I get a good quantity of email from people asking for investment advice. Most of the problems fall within a narrow set. There are perhaps five or six common issues and nine out of ten investment queries are variations of these. Only a small percentage of people have an unusual problem that they are trying to cope with.
Recently, I received an email that is an extreme example of a common problem. The sender is a young man in his early twenties who has just started an extremely high-paying job. He finds himself able to save almost a lakh of rupees a month. He has decided to invest this money through mutual funds, and since he is young and his time horizon is long, he would like to put all the money in equity funds. He has chosen a set of diversified equity funds and has started SIPs in all of them.
So far, so good. However, his list has 24 funds on it-many more than it should. This is an extremely large number of mutual funds for one person to invest in. There are many disadvantages to investing in such a huge number of funds. First and foremost, a major attraction of investing in mutual funds is the convenience. Keeping track of a large number of mutual funds completely negates this. With 24 SIP plans, one is filling up 288 cheques a year-an average of about one every working day. Even if you pay directly from your bank account instead of writing cheques leaves, the workload of tracking 288 investments a year is not inconsiderable.
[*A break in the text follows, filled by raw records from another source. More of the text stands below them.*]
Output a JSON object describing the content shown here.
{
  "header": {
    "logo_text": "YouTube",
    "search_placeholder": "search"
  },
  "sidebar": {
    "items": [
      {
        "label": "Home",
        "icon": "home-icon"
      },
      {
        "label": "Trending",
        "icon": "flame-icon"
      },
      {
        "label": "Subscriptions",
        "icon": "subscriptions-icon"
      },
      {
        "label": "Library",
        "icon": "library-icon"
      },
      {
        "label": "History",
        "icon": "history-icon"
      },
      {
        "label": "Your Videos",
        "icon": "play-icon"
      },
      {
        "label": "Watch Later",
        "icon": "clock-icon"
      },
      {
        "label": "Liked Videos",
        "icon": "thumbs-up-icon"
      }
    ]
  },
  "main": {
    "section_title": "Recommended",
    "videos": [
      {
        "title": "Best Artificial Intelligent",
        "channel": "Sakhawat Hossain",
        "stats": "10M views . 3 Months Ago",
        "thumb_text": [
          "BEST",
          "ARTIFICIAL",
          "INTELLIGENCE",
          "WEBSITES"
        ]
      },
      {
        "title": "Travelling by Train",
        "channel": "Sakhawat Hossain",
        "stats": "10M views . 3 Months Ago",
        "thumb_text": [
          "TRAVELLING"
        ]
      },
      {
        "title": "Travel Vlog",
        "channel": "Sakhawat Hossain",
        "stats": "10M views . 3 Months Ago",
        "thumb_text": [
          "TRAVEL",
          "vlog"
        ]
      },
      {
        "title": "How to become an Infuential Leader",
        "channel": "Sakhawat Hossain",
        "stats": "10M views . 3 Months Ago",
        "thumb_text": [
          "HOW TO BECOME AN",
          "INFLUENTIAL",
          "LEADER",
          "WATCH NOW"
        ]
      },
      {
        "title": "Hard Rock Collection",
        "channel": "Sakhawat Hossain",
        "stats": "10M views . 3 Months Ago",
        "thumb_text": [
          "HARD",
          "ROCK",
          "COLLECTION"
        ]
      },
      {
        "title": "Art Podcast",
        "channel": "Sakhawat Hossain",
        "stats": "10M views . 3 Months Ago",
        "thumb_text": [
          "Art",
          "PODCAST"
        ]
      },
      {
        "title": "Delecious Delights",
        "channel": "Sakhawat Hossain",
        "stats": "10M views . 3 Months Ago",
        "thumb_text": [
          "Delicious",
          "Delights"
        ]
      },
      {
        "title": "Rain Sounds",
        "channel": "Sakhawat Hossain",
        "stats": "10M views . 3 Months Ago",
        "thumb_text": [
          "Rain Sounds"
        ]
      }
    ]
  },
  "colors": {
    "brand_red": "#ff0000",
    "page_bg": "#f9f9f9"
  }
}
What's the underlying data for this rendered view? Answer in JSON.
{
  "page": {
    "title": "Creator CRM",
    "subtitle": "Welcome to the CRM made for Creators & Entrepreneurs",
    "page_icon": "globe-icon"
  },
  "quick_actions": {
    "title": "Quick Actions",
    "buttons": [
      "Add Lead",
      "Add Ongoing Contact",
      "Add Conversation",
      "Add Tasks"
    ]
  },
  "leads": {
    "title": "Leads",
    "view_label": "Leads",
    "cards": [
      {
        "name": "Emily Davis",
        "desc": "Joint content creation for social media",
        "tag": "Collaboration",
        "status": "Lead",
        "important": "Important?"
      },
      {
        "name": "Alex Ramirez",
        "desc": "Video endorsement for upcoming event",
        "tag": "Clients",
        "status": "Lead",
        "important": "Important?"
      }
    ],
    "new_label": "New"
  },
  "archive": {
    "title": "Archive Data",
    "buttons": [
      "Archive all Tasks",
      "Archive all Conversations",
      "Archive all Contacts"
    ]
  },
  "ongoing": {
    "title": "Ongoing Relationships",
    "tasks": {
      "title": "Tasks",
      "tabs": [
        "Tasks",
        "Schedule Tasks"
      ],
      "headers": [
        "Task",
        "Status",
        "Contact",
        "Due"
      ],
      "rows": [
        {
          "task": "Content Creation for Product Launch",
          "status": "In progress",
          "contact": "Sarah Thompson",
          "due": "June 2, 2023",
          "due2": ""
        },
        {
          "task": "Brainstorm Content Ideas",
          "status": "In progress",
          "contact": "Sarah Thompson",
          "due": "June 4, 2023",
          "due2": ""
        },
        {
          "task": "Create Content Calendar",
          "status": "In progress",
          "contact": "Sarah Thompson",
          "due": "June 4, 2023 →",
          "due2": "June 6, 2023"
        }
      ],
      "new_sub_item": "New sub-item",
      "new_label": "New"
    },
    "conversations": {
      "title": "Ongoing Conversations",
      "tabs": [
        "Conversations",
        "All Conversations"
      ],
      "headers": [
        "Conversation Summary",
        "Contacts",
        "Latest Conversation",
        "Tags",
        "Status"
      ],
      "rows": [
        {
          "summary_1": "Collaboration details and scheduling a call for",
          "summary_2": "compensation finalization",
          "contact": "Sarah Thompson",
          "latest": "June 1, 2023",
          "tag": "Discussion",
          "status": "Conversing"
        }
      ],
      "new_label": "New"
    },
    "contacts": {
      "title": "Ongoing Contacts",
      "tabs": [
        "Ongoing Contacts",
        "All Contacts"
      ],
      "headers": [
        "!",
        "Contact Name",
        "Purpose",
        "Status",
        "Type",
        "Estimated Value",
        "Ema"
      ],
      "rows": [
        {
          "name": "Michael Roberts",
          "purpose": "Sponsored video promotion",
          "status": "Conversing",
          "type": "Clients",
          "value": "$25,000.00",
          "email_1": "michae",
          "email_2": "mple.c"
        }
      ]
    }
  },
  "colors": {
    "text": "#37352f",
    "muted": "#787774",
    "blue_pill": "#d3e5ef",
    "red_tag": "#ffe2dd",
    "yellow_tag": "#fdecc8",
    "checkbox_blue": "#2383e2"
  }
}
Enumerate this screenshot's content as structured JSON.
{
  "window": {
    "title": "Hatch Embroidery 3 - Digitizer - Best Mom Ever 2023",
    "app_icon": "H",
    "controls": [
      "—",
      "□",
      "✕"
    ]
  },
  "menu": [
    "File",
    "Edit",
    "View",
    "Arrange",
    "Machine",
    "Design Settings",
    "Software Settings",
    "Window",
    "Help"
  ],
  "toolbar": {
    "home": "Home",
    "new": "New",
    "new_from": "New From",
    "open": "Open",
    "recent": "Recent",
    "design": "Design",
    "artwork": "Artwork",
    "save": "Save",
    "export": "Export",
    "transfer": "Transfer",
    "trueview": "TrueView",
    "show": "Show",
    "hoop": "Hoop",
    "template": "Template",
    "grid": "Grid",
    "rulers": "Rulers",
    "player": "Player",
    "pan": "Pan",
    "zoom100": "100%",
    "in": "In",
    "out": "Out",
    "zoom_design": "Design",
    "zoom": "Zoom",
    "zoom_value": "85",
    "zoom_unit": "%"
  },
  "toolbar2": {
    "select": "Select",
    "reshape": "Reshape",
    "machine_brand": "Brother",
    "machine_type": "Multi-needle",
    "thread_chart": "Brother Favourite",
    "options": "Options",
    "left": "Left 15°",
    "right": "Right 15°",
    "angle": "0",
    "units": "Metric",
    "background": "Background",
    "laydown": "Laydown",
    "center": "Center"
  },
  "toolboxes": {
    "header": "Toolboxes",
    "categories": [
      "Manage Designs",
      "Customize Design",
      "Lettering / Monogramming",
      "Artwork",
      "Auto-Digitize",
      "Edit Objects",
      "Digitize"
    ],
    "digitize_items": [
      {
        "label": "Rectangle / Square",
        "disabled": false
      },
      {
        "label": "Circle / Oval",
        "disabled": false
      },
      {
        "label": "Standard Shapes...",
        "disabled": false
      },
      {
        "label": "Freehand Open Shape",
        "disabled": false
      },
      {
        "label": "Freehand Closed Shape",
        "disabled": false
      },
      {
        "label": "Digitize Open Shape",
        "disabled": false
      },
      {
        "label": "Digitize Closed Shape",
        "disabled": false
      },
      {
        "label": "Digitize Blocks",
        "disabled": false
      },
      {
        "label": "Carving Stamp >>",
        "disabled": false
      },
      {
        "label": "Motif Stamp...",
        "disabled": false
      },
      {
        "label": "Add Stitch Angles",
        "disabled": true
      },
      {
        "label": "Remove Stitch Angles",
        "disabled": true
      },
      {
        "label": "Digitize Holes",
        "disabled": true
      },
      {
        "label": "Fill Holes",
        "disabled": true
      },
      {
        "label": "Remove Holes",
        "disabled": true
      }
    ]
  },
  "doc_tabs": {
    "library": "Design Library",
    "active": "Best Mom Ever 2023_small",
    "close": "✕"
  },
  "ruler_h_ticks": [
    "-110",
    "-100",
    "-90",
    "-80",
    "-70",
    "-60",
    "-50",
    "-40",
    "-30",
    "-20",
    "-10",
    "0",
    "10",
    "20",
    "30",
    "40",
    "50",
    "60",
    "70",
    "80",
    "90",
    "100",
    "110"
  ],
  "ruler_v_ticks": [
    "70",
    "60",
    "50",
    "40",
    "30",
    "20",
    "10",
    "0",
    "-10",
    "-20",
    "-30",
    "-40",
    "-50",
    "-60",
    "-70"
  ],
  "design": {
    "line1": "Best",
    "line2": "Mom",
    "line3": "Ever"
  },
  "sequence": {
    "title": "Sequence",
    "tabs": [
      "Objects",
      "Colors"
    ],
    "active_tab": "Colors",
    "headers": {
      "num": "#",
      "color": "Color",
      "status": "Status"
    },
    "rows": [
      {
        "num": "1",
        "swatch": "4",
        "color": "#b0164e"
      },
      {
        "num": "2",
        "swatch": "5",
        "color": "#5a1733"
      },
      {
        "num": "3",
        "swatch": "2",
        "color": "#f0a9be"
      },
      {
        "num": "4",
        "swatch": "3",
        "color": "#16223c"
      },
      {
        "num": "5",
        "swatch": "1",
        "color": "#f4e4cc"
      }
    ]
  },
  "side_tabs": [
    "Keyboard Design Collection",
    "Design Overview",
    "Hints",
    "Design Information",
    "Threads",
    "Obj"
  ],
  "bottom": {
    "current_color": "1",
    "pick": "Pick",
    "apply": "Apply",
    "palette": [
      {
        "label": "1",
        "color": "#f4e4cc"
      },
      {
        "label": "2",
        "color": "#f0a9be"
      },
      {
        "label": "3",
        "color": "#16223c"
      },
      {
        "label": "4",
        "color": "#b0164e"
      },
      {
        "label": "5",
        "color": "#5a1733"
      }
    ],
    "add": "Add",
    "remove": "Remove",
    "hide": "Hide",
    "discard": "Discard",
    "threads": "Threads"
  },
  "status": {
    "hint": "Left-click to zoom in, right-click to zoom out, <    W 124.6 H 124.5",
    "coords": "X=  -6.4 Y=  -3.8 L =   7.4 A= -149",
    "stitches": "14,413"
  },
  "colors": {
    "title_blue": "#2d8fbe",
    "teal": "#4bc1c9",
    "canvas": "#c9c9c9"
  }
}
And making the investments is just the start of the story. At least once a quarter, such an investor would have to look at each fund's performance, give some thought to how it's doing, whether it's living up to the purpose for which it was bought. This would make sense only if some great purpose was being served, but that's not the case either.
Admittedly, diversification is one of the fundamental principles of investments. The idea of diversification is straightforward. Stocks of different kinds of companies tend to do well or do badly at different times. By 'different types of companies' one could mean different sectors, different parts of the world or even some financial parameter like different levels of interest cost or forex exposure. Of course, there's many a time when there are broad-based declines when the diversification that works consists of being out of the stock markets altogether.
However, such diversification is taken care of by the fund managers who are running mutual funds. For the investor who is putting his money in funds, the only diversification that is needed is between different fund managers. At a given point of time one or the other fund manager may not make correct judgements, and having more than fund protects an investor against that.
In my experience, four or five funds are quite enough to provide this kind of diversification. No additional diversification is provided by investing in more funds. The reason is that the stocks held by these funds' tend to be a similar set. With a larger number of funds you are effectively adding more funds that are similar to some other fund that is already there with you. In effect, you end up adding a lot of paperwork and housekeeping without gaining any further diversification.
Of course, most investors who have overlarge portfolio end up that way because of pressure from fund salesmen selling new funds. Because fund salesmen earn far more when selling NFOs, they aggressively pitch new funds to their clients. My friend with 24 SIPs is a rarity but at least he will end up with a defined number of funds. I know people who've made a series of small investments in more than 50 NFOs.
This kind of investing is impossible to manage and serves no purpose at all.